Sycamores are a popular hardwood tree, growing over 140 feet tall in some cases. This tree grows up and down the East Coast and withstands temperature fluctuations between -30 and 105 degrees Fahrenheit in one season. This tree is susceptible to some illnesses and can grow quite large. Although you cannot really control its growth by pruning without injuring it, you can trim the tree for health and vigor. Knowledge of how to go about this will help you do so without injuring the tree.
Sterilize your pruning shears before you using. Wipe down the blades with rubbing alcohol to decrease the risk of transferring disease from other plants to your sycamore.
Prune off diseased branches of the tree as soon as you notice them. The sycamore is particularly susceptible to anthracnose and bacterial leaf scorch. Both diseases will manifest with brown leaves. Cut infected branches right outside the root collar (the raised area where the branch meets the trunk). Sterilize your shears between each cut when dealing with diseased branches.

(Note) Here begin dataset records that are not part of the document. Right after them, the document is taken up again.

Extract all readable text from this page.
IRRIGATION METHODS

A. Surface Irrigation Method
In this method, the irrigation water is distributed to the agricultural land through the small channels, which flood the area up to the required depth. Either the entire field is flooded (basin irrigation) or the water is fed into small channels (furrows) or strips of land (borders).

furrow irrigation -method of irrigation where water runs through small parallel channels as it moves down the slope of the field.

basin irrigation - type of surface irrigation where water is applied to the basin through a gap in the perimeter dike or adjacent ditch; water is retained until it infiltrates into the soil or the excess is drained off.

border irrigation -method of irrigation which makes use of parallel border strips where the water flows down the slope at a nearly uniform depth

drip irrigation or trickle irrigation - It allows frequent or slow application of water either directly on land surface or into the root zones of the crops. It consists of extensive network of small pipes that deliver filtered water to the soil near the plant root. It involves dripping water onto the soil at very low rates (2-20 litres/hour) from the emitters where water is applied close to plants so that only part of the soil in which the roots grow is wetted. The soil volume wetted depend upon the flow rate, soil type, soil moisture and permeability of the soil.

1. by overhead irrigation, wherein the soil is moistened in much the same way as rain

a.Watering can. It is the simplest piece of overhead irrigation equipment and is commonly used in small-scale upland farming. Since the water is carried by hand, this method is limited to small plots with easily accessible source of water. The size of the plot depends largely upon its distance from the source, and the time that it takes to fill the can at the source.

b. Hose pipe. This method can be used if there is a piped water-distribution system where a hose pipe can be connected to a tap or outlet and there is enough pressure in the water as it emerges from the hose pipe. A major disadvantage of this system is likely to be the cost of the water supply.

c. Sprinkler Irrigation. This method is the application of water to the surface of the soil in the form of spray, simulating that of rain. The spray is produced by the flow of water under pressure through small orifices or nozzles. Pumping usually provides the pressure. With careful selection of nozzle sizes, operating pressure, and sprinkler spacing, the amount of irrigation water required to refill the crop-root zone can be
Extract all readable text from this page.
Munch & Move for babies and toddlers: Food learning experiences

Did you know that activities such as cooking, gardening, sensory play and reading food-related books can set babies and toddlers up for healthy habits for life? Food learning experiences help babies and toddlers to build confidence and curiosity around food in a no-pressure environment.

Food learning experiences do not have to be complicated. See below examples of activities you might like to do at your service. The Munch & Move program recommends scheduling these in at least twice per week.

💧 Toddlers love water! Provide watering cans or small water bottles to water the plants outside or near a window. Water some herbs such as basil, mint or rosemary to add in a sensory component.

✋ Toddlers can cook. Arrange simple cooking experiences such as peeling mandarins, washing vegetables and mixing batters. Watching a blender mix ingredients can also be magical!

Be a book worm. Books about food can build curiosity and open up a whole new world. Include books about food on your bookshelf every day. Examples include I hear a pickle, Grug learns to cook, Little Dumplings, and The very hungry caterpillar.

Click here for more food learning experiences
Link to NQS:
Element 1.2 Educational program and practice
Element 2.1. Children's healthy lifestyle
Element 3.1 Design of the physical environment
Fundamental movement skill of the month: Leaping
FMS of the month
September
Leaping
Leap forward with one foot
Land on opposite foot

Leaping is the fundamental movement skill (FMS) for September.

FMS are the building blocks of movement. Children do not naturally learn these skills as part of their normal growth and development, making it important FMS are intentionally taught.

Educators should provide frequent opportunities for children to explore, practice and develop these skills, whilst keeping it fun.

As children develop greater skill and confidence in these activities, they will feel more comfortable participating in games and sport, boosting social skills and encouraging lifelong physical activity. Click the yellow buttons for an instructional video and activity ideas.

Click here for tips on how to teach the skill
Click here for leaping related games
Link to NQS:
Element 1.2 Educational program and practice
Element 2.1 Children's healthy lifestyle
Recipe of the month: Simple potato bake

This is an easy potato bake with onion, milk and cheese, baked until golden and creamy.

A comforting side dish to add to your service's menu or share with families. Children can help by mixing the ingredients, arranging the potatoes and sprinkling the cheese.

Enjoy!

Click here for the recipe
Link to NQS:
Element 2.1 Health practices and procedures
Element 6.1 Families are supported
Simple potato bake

Trim broken, old or dead branches in the winter when the tree is dormant. Remember to cut right outside the root collar for the health of the tree. Also prune out any branches that are crossing. This will increase air circulation in the canopy of the tree.
Cover your cuts with a pruning seal. Pruning in the winter will minimize disease transfer, but a pruning seal will further protect the wounds on your sycamore tree.